Lack of functional and private toilets are another problem preventing some girls from attending school in Pakistan, Afzal explained.
But the situation has and continues to improve, Afzal said.
In 2003, the Punjab province of Pakistan introduced the Female School Stipend Program (FSSP). The program offers 2,400 rupees, ($40 USD) per year to families of schoolgirls in grades six to 10 who lived in one of 15 target districts with low literacy rates, Afzal said.
The girls are required to attend school at least 80 percent of the time to receive the stipend. By 2014, the FSSP covered 393,000 pupils.
In Sindh, a province in southeast Pakistan, efforts are being made by the state’s education board to partner with private enterprises to operate co-ed primary schools that are tuition free. This program has also increased girls enrollment, Afzal said.

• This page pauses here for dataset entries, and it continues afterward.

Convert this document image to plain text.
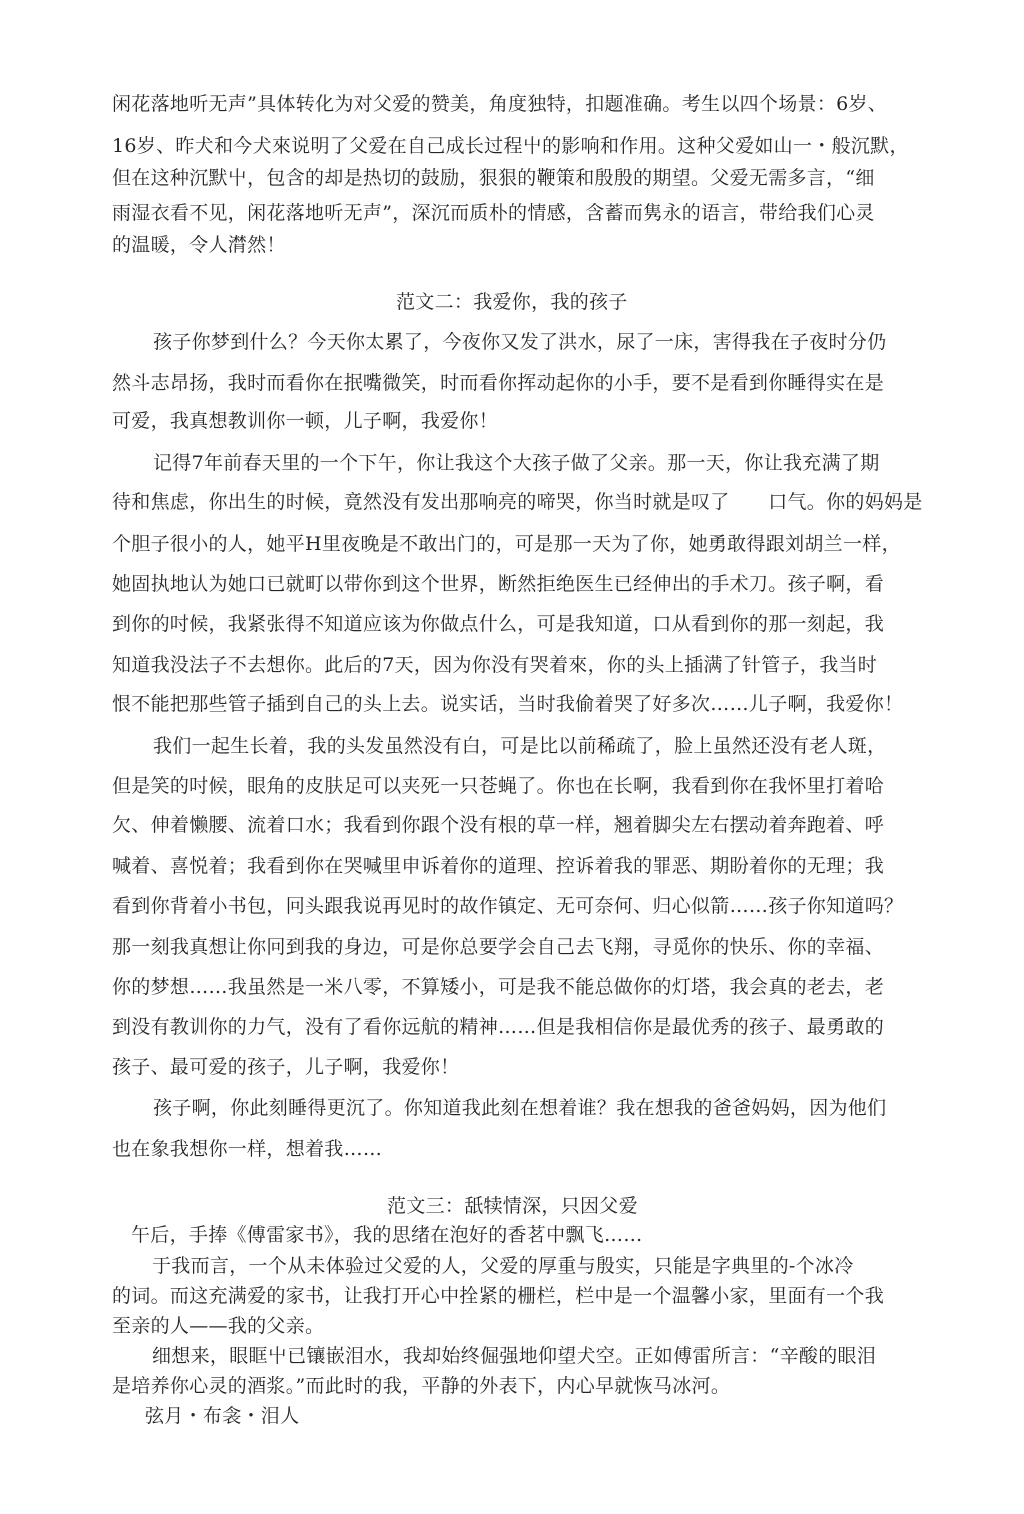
闲花落地听无声”具体转化为对父爱的赞美，角度独特，扣题准确。考生以四个场景：6岁、
16岁、昨犬和今犬來说明了父爱在自己成长过程屮的影响和作用。这种父爱如山一・般沉默，
但在这种沉默屮，包含的却是热切的鼓励，狠狠的鞭策和殷殷的期望。父爱无需多言，“细
雨湿衣看不见，闲花落地听无声”，深沉而质朴的情感，含蓄而隽永的语言，带给我们心灵
的温暖，令人潸然！
范文二：我爱你，我的孩子
孩子你梦到什么？今天你太累了，今夜你又发了洪水，尿了一床，害得我在子夜时分仍
然斗志昂扬，我时而看你在抿嘴微笑，时而看你挥动起你的小手，要不是看到你睡得实在是
可爱，我真想教训你一顿，儿子啊，我爱你！
记得7年前春天里的一个下午，你让我这个大孩子做了父亲。那一天，你让我充满了期
待和焦虑，你出生的时候，竟然没有发出那响亮的啼哭，你当时就是叹了　　口气。你的妈妈是
个胆子很小的人，她平H里夜晚是不敢出门的，可是那一天为了你，她勇敢得跟刘胡兰一样，
她固执地认为她口已就町以带你到这个世界，断然拒绝医生已经伸出的手术刀。孩子啊，看
到你的吋候，我紧张得不知道应该为你做点什么，可是我知道，口从看到你的那一刻起，我
知道我没法子不去想你。此后的7天，因为你没有哭着來，你的头上插满了针管子，我当时
恨不能把那些管子插到自己的头上去。说实话，当时我偷着哭了好多次……儿子啊，我爱你！
我们一起生长着，我的头发虽然没有白，可是比以前稀疏了，脸上虽然还没有老人斑，
但是笑的吋候，眼角的皮肤足可以夹死一只苍蝇了。你也在长啊，我看到你在我怀里打着哈
欠、伸着懒腰、流着口水；我看到你跟个没有根的草一样，翘着脚尖左右摆动着奔跑着、呼
喊着、喜悦着；我看到你在哭喊里申诉着你的道理、控诉着我的罪恶、期盼着你的无理；我
看到你背着小书包，冋头跟我说再见时的故作镇定、无可奈何、归心似箭……孩子你知道吗？
那一刻我真想让你冋到我的身边，可是你总要学会自己去飞翔，寻觅你的快乐、你的幸福、
你的梦想……我虽然是一米八零，不算矮小，可是我不能总做你的灯塔，我会真的老去，老
到没有教训你的力气，没有了看你远航的精神……但是我相信你是最优秀的孩子、最勇敢的
孩子、最可爱的孩子，儿子啊，我爱你！
孩子啊，你此刻睡得更沉了。你知道我此刻在想着谁？我在想我的爸爸妈妈，因为他们
也在象我想你一样，想着我……
范文三：舐犊情深，只因父爱
午后，手捧《傅雷家书》，我的思绪在泡好的香茗中飘飞……
于我而言，一个从未体验过父爱的人，父爱的厚重与殷实，只能是字典里的-个冰冷
的词。而这充满爱的家书，让我打开心中拴紧的栅栏，栏中是一个温馨小家，里面有一个我
至亲的人——我的父亲。
细想来，眼眶屮已镶嵌泪水，我却始终倔强地仰望犬空。正如傅雷所言：“辛酸的眼泪
是培养你心灵的酒浆。”而此时的我，平静的外表下，内心早就恢马冰河。
弦月・布衾・泪人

Humaira Bachal, who had to fight for her own education, started a school for more than 1,000 students, where she teaches in the underrepresented neighborhood of Mawach Goth in Karachi, according to a Dawn News documentary.
Parents were initially adamant that their children work in factories, instead of attending school, Bachal said. At least with that, they would bring Pakistan rupees 60 ($0.6 USD) at the end of the day, they said.
But, things have changed, Bachal said.
“People have started realizing that this small mistake can ruin their child’s future,” Bachal said before recalling her mother’s support.
“Whatever I am today, is because of her,” Bachal concluded.